Eksekusi dilaksanakan Jaksa Eksekutor Kejaksaan Negeri Banda Aceh sekitar pukul 10.00 WIB berdasarkan putusan Mahkamah Syariah Kota Banda Aceh yang telah berkekuatan hukum tetap (inkracht).
Dari 10 terpidana, dua orang dijatuhi uqubat hudud cambuk masing-masing 100 kali, sedangkan delapan lainnya menjalani uqubat ta’zir dengan jumlah cambukan yang telah dikurangi masa penahanan.
Dua terpidana yang menjalani uqubat hudud masing-masing berinisial HS Bin MA dan RA Binti MYA. Keduanya terbukti melakukan jarimah zina berdasarkan Putusan Nomor 41/JN/2026/MS.Bna dan Nomor 42/JN/2026/MS.Bna tertanggal 24 Agustus 2026.
HS Bin MA dijatuhi uqubat hudud cambuk sebanyak 100 kali di depan umum, dengan masa penahanan yang telah dijalani diperhitungkan sebagai tambahan hukuman.
Hukuman serupa dijatuhkan kepada RA Binti MYA, yakni 100 kali cambuk di depan umum berdasarkan putusan Mahkamah Syariah Kota Banda Aceh.
Sementara itu, delapan terpidana lainnya menjalani uqubat ta’zir cambuk dengan jumlah berbeda sesuai putusan masing-masing.
FA Bin S dijatuhi 20 kali cambuk, namun setelah dikurangi masa penahanan menjadi 16 kali cambuk. Kemudian IA Binti A dijatuhi 20 kali cambuk dan setelah pengurangan masa penahanan menjadi 17 kali.
MAR Bin M dijatuhi 25 kali cambuk dan setelah dikurangi masa penahanan menjadi 17 kali. ZYL Binti AJ juga dijatuhi 25 kali cambuk dan setelah pengurangan masa penahanan menjadi 21 kali.
Selanjutnya, MI Binti M dijatuhi 25 kali cambuk dan setelah dikurangi masa penahanan menjadi 21 kali. MR Binti I yang terbukti melakukan jarimah ikhtilath juga dijatuhi 25 kali cambuk dan setelah dikurangi masa penahanan menjadi 21 kali.

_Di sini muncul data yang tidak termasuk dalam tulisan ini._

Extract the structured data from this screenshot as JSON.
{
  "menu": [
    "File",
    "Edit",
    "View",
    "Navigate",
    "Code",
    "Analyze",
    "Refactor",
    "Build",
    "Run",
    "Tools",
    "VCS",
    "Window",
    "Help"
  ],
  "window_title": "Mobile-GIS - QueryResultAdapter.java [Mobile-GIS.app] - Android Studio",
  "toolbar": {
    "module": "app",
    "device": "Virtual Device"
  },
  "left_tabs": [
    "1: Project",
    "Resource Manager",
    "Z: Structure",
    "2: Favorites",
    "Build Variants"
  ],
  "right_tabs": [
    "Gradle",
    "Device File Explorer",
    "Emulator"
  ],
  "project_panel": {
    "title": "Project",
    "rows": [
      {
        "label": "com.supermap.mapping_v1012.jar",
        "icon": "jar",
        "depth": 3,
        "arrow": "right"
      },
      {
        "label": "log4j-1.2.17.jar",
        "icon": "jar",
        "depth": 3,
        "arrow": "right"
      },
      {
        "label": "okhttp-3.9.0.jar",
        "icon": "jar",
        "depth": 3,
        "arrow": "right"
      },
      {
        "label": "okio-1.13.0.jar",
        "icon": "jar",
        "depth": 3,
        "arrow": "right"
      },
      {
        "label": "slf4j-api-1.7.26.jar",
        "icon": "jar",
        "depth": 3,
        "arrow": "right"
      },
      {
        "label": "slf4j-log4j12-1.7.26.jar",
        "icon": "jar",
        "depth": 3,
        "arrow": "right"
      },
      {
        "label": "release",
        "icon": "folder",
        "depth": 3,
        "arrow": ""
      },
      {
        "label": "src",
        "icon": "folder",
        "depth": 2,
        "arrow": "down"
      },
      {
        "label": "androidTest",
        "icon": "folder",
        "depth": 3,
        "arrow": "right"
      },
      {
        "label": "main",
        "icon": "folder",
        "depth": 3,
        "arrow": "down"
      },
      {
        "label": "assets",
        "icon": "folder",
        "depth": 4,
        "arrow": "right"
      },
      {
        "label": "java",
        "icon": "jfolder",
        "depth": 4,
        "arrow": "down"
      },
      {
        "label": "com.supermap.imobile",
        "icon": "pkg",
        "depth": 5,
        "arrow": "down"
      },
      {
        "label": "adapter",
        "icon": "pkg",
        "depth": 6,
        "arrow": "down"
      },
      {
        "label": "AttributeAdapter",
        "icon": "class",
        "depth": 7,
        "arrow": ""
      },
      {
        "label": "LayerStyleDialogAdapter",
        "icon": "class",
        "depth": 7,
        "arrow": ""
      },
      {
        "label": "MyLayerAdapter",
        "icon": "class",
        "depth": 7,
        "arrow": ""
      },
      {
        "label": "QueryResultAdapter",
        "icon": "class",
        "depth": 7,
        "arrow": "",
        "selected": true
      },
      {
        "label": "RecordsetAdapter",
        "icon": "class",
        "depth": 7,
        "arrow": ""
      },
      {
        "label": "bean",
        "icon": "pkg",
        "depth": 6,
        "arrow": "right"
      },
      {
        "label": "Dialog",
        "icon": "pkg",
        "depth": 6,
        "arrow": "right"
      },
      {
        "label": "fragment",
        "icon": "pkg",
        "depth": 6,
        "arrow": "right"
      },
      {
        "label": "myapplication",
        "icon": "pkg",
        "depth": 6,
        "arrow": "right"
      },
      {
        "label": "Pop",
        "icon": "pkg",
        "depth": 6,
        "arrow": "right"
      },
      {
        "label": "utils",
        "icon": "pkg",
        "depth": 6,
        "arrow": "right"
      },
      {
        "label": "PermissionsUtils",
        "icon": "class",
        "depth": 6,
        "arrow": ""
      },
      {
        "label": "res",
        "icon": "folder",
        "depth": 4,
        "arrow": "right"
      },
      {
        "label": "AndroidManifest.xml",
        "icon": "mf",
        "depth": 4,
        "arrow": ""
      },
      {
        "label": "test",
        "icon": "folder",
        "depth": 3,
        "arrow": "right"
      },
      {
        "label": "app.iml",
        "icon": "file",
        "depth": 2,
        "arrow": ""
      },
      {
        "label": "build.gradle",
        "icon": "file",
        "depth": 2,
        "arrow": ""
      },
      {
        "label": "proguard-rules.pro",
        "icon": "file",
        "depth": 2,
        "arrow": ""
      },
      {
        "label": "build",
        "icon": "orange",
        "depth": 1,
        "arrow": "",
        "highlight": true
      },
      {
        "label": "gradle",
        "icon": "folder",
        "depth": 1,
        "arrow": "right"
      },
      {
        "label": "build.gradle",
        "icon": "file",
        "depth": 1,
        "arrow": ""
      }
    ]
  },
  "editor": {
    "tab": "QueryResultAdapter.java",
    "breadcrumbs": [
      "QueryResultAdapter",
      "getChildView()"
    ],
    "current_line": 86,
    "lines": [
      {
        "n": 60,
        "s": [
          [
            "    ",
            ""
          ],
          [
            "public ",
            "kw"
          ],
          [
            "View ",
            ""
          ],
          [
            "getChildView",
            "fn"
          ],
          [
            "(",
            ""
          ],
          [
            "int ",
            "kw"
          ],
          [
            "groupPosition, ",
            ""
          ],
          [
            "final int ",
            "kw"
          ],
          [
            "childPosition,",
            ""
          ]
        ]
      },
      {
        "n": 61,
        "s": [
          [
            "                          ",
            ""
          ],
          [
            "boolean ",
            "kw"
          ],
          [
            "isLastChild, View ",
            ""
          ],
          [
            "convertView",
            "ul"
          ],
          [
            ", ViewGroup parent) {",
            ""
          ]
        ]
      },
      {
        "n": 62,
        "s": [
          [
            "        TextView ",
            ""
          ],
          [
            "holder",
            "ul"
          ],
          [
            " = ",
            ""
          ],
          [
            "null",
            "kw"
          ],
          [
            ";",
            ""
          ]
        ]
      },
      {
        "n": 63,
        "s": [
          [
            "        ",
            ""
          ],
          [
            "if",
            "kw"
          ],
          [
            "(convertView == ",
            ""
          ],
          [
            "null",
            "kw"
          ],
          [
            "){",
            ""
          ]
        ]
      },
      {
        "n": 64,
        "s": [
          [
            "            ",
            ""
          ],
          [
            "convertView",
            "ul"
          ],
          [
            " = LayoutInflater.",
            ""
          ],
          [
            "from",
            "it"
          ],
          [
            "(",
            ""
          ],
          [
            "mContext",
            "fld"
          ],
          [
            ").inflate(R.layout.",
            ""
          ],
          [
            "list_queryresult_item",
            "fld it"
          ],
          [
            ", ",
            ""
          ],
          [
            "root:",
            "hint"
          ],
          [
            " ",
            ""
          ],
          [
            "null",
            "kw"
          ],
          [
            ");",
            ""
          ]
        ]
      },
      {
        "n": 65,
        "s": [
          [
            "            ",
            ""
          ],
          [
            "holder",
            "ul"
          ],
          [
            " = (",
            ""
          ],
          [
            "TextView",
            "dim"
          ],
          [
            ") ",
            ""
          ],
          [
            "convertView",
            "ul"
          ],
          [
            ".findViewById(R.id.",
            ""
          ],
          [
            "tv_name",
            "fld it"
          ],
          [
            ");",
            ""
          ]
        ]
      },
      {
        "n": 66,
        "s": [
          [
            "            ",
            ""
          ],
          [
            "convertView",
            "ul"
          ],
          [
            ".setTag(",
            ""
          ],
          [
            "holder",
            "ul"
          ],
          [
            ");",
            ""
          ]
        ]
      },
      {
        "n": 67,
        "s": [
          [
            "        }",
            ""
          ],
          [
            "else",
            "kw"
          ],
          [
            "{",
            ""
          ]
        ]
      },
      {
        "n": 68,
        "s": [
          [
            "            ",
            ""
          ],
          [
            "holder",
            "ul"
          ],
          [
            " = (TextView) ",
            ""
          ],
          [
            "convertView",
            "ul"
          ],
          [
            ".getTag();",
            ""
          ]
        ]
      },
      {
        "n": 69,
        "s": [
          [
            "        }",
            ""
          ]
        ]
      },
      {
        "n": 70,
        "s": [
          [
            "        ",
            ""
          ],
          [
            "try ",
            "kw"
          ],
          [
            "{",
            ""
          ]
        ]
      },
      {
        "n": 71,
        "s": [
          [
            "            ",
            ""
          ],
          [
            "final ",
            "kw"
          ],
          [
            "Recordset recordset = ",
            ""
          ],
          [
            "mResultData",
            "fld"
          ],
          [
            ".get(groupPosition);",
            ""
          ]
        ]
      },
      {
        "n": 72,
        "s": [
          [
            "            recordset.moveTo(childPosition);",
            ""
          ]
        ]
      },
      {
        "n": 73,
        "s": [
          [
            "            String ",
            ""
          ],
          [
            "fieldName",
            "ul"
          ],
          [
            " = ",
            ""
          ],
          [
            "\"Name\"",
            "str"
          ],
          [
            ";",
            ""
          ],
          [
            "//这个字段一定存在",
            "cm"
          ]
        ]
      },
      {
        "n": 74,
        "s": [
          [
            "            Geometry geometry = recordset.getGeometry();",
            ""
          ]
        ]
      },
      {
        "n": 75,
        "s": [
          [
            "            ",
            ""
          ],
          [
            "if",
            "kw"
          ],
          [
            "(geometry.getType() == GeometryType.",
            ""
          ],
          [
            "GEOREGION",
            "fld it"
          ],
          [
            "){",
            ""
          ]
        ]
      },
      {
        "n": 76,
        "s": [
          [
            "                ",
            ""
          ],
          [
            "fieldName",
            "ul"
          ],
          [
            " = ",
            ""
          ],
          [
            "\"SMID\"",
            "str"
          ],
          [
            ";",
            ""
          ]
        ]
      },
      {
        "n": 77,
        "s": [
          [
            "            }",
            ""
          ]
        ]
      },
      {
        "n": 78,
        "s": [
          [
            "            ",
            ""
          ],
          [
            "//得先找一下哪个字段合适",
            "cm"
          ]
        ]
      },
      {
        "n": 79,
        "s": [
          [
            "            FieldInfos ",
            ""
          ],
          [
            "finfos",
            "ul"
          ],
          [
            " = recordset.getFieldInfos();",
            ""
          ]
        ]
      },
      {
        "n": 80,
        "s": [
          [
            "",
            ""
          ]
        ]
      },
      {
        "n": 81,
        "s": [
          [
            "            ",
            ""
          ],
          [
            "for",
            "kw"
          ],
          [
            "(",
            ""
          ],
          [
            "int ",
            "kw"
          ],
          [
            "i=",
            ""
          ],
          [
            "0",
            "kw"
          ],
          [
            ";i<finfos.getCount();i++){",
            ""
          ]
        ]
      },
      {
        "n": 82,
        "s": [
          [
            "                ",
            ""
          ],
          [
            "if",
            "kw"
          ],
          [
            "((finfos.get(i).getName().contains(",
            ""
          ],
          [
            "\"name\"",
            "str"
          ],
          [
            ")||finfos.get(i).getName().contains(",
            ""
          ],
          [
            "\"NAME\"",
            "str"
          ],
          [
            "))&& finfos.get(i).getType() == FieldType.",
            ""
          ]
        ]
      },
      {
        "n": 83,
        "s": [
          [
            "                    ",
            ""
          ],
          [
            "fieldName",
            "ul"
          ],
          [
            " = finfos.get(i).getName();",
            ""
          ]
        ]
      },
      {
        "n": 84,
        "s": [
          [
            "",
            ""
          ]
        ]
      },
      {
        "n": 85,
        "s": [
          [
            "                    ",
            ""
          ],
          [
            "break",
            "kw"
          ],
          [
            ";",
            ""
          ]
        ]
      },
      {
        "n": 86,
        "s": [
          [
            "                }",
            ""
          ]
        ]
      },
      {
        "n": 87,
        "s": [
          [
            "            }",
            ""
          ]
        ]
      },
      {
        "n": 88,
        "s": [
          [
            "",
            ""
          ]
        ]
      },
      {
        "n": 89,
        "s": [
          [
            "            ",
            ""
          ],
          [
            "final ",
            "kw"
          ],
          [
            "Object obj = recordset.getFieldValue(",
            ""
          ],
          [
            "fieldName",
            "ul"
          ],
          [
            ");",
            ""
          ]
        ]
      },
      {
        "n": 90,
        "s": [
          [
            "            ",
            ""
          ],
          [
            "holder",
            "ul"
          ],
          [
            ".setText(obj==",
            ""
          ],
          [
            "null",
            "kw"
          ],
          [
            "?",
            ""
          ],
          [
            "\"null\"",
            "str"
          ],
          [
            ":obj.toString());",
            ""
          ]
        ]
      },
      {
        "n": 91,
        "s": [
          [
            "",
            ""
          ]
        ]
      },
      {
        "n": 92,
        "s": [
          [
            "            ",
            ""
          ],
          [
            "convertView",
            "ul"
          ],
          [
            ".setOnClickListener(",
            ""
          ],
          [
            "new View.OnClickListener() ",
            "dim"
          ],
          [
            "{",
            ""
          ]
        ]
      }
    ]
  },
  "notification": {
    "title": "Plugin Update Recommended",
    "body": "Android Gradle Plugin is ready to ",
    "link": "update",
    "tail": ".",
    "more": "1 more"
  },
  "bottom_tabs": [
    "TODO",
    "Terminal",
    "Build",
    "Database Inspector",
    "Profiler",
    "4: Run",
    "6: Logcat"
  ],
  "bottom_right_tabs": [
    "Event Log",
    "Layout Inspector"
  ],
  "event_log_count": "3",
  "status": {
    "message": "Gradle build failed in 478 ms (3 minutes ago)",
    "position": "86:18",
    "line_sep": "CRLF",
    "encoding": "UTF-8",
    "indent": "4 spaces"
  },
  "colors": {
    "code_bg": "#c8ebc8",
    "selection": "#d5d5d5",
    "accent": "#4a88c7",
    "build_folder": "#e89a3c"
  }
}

Dua terpidana lainnya, yakni H Bin SA dan WS Binti AM, masing-masing dijatuhi 23 kali cambuk. Setelah dikurangi masa penahanan, keduanya menjalani masing-masing 19 kali cambuk di depan umum.
Sebelum pelaksanaan eksekusi uqubat hudud dan uqubat ta’zir cambuk, seluruh terpidana terlebih dahulu menjalani pemeriksaan kesehatan oleh dokter dari Puskesmas Kota Banda Aceh.
Kejaksaan Negeri Banda Aceh menyatakan pelaksanaan eksekusi tersebut merupakan tindak lanjut terhadap putusan Mahkamah Syariah Kota Banda Aceh yang telah berkekuatan hukum tetap.
Bahwa dengan adanya eksekusi ‘‘Uqubat Hu’dud dan Uqubat Ta’zir Cambuk tersebut dapat menjadi pelajaran kepada Masyarakat khususnya di wilayah Kota Banda Aceh agar mentaati dan mematuhi Qanun Jinayat yang berlaku di Wilayah Provinsi Aceh. Kepala Kejaksaan Negeri Banda Aceh, Bobbi Sandri, S.H., M.H., berkomitmen penuh dalam penegakan Syariat Islam di wilayah hukum Kota Banda Aceh.
Pelaksanaan eksekusi berlangsung di ruang publik Taman Bustanussalatin, Kecamatan Baiturrahman, Kota Banda Aceh, pada Kamis, 17 September 2026.